Me escuchó sin medir el tiempo, me explicó las opciones, los tiempos, los cuidados. No empujó ninguna puerta; me mostró todas y me dejó elegir cuándo mirar. Salí con folletos discretos, dos turnos posibles y el número de una red que acompaña si la noche se pone pesada.
Le avisé a Sofía que podía irse, que yo prefería caminar a casa sola, tenía mucho en que pensar.
Caminé dos cuadras con el sol bajando blando sobre los balcones. Grabé un audio para Sofía llorando un poco, riéndome también porque vi a un niño tratando de pasear a un perro dos veces más grande que él y el perro lo llevaba a él. Sofi respondió con otro audio lleno de risa. La risa de Sofi siempre me quita peso.
En casa, la tele estaba encendida sin sonido. Mis papás en el sillón; ella con las manos cruzadas, él con la mirada perdida en la cortina. Me quedé en el marco.
—Hoy hablé con mi doctora —dije, normal—. Necesito tiempo.

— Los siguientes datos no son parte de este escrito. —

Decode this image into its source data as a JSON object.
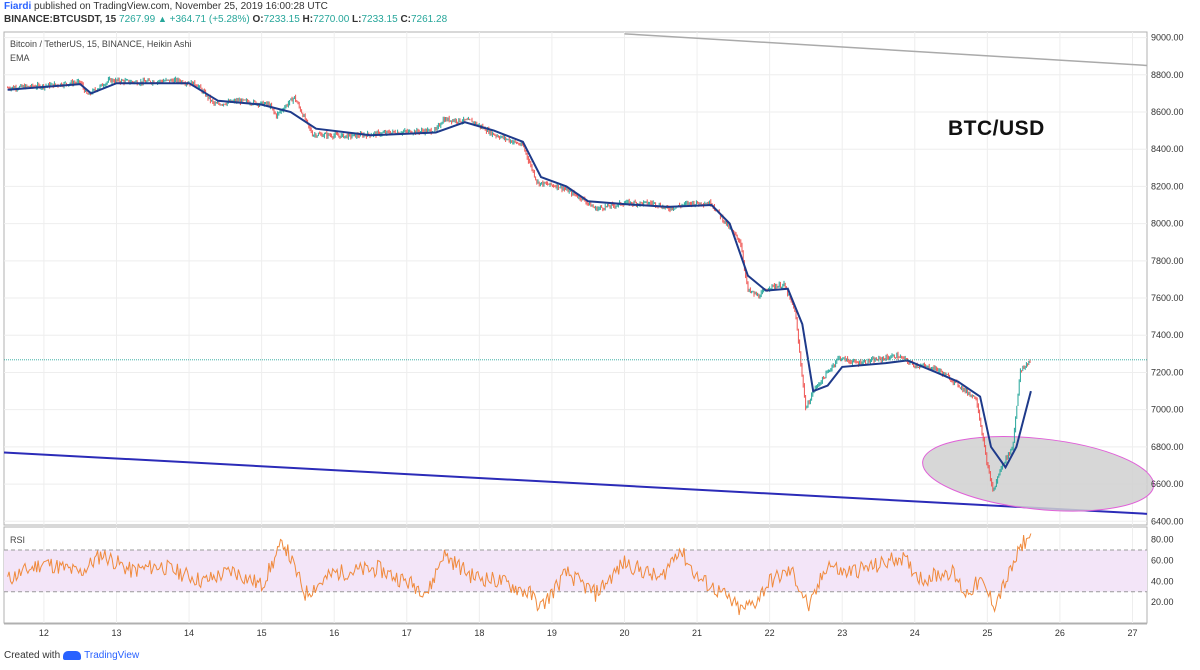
{
  "header": {
    "author": "Fiardi",
    "published": "published on TradingView.com, November 25, 2019 16:00:28 UTC",
    "symbol": "BINANCE:BTCUSDT, 15",
    "last": "7267.99",
    "arrow": "▲",
    "change": "+364.71 (+5.28%)",
    "o_label": "O:",
    "o_value": "7233.15",
    "h_label": "H:",
    "h_value": "7270.00",
    "l_label": "L:",
    "l_value": "7233.15",
    "c_label": "C:",
    "c_value": "7261.28"
  },
  "footer": {
    "created_with": "Created with",
    "brand": "TradingView"
  },
  "colors": {
    "up": "#26a69a",
    "down": "#ef5350",
    "ema": "#1e3a8a",
    "rsi": "#f08a3c",
    "rsi_band": "#f3e5f8",
    "ellipse_fill": "#d0d0d0",
    "ellipse_stroke": "#e060d8",
    "trend_low": "#2b2bb8",
    "trend_high": "#aaaaaa",
    "last_line": "#26a69a"
  },
  "chart_data": [
    {
      "type": "line",
      "title": "Bitcoin / TetherUS, 15, BINANCE, Heikin Ashi",
      "indicator": "EMA",
      "annotation": "BTC/USD",
      "x_tick_labels": [
        "12",
        "13",
        "14",
        "15",
        "16",
        "17",
        "18",
        "19",
        "20",
        "21",
        "22",
        "23",
        "24",
        "25",
        "26",
        "27"
      ],
      "x_range_days": [
        11.45,
        27.2
      ],
      "y_ticks": [
        6400,
        6600,
        6800,
        7000,
        7200,
        7400,
        7600,
        7800,
        8000,
        8200,
        8400,
        8600,
        8800,
        9000
      ],
      "y_tick_labels": [
        "6400.00",
        "6600.00",
        "6800.00",
        "7000.00",
        "7200.00",
        "7400.00",
        "7600.00",
        "7800.00",
        "8000.00",
        "8200.00",
        "8400.00",
        "8600.00",
        "8800.00",
        "9000.00"
      ],
      "ylim": [
        6380,
        9030
      ],
      "last_price": 7267.99,
      "price_path": [
        [
          11.5,
          8730
        ],
        [
          12.0,
          8740
        ],
        [
          12.5,
          8760
        ],
        [
          12.6,
          8690
        ],
        [
          12.9,
          8770
        ],
        [
          13.3,
          8760
        ],
        [
          13.8,
          8770
        ],
        [
          14.1,
          8750
        ],
        [
          14.35,
          8640
        ],
        [
          14.7,
          8660
        ],
        [
          15.1,
          8640
        ],
        [
          15.2,
          8580
        ],
        [
          15.45,
          8680
        ],
        [
          15.7,
          8480
        ],
        [
          16.2,
          8470
        ],
        [
          16.8,
          8490
        ],
        [
          17.4,
          8500
        ],
        [
          17.5,
          8560
        ],
        [
          17.9,
          8550
        ],
        [
          18.2,
          8480
        ],
        [
          18.6,
          8420
        ],
        [
          18.8,
          8220
        ],
        [
          19.1,
          8200
        ],
        [
          19.4,
          8140
        ],
        [
          19.6,
          8080
        ],
        [
          20.0,
          8110
        ],
        [
          20.4,
          8110
        ],
        [
          20.6,
          8080
        ],
        [
          20.9,
          8110
        ],
        [
          21.2,
          8110
        ],
        [
          21.4,
          8000
        ],
        [
          21.6,
          7900
        ],
        [
          21.7,
          7640
        ],
        [
          21.85,
          7610
        ],
        [
          22.0,
          7660
        ],
        [
          22.2,
          7670
        ],
        [
          22.35,
          7530
        ],
        [
          22.5,
          7000
        ],
        [
          22.6,
          7100
        ],
        [
          22.8,
          7200
        ],
        [
          22.95,
          7280
        ],
        [
          23.2,
          7250
        ],
        [
          23.5,
          7270
        ],
        [
          23.75,
          7290
        ],
        [
          24.0,
          7240
        ],
        [
          24.3,
          7220
        ],
        [
          24.55,
          7150
        ],
        [
          24.7,
          7100
        ],
        [
          24.85,
          7060
        ],
        [
          25.0,
          6700
        ],
        [
          25.08,
          6560
        ],
        [
          25.2,
          6700
        ],
        [
          25.35,
          6800
        ],
        [
          25.45,
          7200
        ],
        [
          25.6,
          7270
        ]
      ],
      "ema_path": [
        [
          11.5,
          8720
        ],
        [
          12.5,
          8750
        ],
        [
          12.65,
          8700
        ],
        [
          13.0,
          8755
        ],
        [
          14.0,
          8755
        ],
        [
          14.4,
          8660
        ],
        [
          15.0,
          8640
        ],
        [
          15.4,
          8600
        ],
        [
          15.75,
          8510
        ],
        [
          16.5,
          8475
        ],
        [
          17.4,
          8490
        ],
        [
          17.8,
          8545
        ],
        [
          18.2,
          8500
        ],
        [
          18.6,
          8440
        ],
        [
          18.85,
          8250
        ],
        [
          19.2,
          8200
        ],
        [
          19.5,
          8120
        ],
        [
          20.0,
          8105
        ],
        [
          20.6,
          8090
        ],
        [
          21.2,
          8100
        ],
        [
          21.45,
          8000
        ],
        [
          21.7,
          7720
        ],
        [
          21.95,
          7640
        ],
        [
          22.25,
          7650
        ],
        [
          22.45,
          7460
        ],
        [
          22.6,
          7100
        ],
        [
          22.8,
          7130
        ],
        [
          23.0,
          7230
        ],
        [
          23.6,
          7250
        ],
        [
          23.9,
          7265
        ],
        [
          24.3,
          7200
        ],
        [
          24.6,
          7150
        ],
        [
          24.9,
          7070
        ],
        [
          25.05,
          6800
        ],
        [
          25.25,
          6690
        ],
        [
          25.4,
          6800
        ],
        [
          25.6,
          7100
        ]
      ],
      "trend_lines": [
        {
          "name": "support",
          "points": [
            [
              11.45,
              6770
            ],
            [
              27.2,
              6440
            ]
          ]
        },
        {
          "name": "resistance",
          "points": [
            [
              20.0,
              9020
            ],
            [
              27.2,
              8850
            ]
          ]
        }
      ],
      "highlight_ellipse": {
        "center": [
          25.7,
          6655
        ],
        "rx_days": 1.6,
        "ry_price": 190
      }
    },
    {
      "type": "line",
      "title": "RSI",
      "y_ticks": [
        20,
        40,
        60,
        80
      ],
      "y_tick_labels": [
        "20.00",
        "40.00",
        "60.00",
        "80.00"
      ],
      "ylim": [
        0,
        92
      ],
      "band": [
        30,
        70
      ],
      "rsi_path": [
        [
          11.5,
          42
        ],
        [
          12.0,
          58
        ],
        [
          12.5,
          48
        ],
        [
          12.8,
          66
        ],
        [
          13.2,
          50
        ],
        [
          13.6,
          55
        ],
        [
          14.2,
          40
        ],
        [
          14.6,
          50
        ],
        [
          15.0,
          36
        ],
        [
          15.3,
          78
        ],
        [
          15.6,
          28
        ],
        [
          16.0,
          48
        ],
        [
          16.6,
          52
        ],
        [
          17.3,
          30
        ],
        [
          17.5,
          66
        ],
        [
          17.9,
          45
        ],
        [
          18.3,
          40
        ],
        [
          18.7,
          28
        ],
        [
          18.85,
          15
        ],
        [
          19.2,
          48
        ],
        [
          19.6,
          28
        ],
        [
          20.0,
          58
        ],
        [
          20.5,
          42
        ],
        [
          20.75,
          72
        ],
        [
          21.0,
          44
        ],
        [
          21.35,
          28
        ],
        [
          21.6,
          12
        ],
        [
          21.8,
          20
        ],
        [
          22.0,
          40
        ],
        [
          22.3,
          50
        ],
        [
          22.55,
          14
        ],
        [
          22.8,
          58
        ],
        [
          23.0,
          48
        ],
        [
          23.5,
          55
        ],
        [
          23.8,
          64
        ],
        [
          24.1,
          42
        ],
        [
          24.5,
          50
        ],
        [
          24.7,
          28
        ],
        [
          24.9,
          40
        ],
        [
          25.1,
          18
        ],
        [
          25.3,
          46
        ],
        [
          25.5,
          78
        ],
        [
          25.6,
          82
        ]
      ]
    }
  ]
}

No voy a ir a esa consulta de mañana.
Mi mamá me miró las manos primero, y después a mí.
—¿Quieres que vaya contigo cuando tengas que volver? —preguntó, y sonó a oferta, no a control.
—Sí —le dije—, Pero si vas sin juzgarme prefiero que no lo hagas.
Asintió despacito. Mi papá se levantó, corrió un poco la cortina y se quedó mirando afuera. No le pedí palabras. Hay silencios que no aprietan; este, por fin, era uno.
Subí a mi cuarto y me escribí porque quería dejar constancia de que no me perdí. En mi libreta de tapa azul, en la página en blanco. Puse: “Hoy me escuché y el mundo no se cayó”. Abajo, la fecha. Guardé los folletos en un sobre, apagué la luz y me acosté de lado. Puse la mano sobre el vientre como quien saluda a alguien que llegó hace poco. Respiré hondo. El aire entró y salió sin preguntar.
No sé si mañana va a ser fácil. Sé que me va a encontrar despierta. Y cuando llegue la pregunta —de quien sea— voy a poder responder con la voz completa: quiero decidir yo.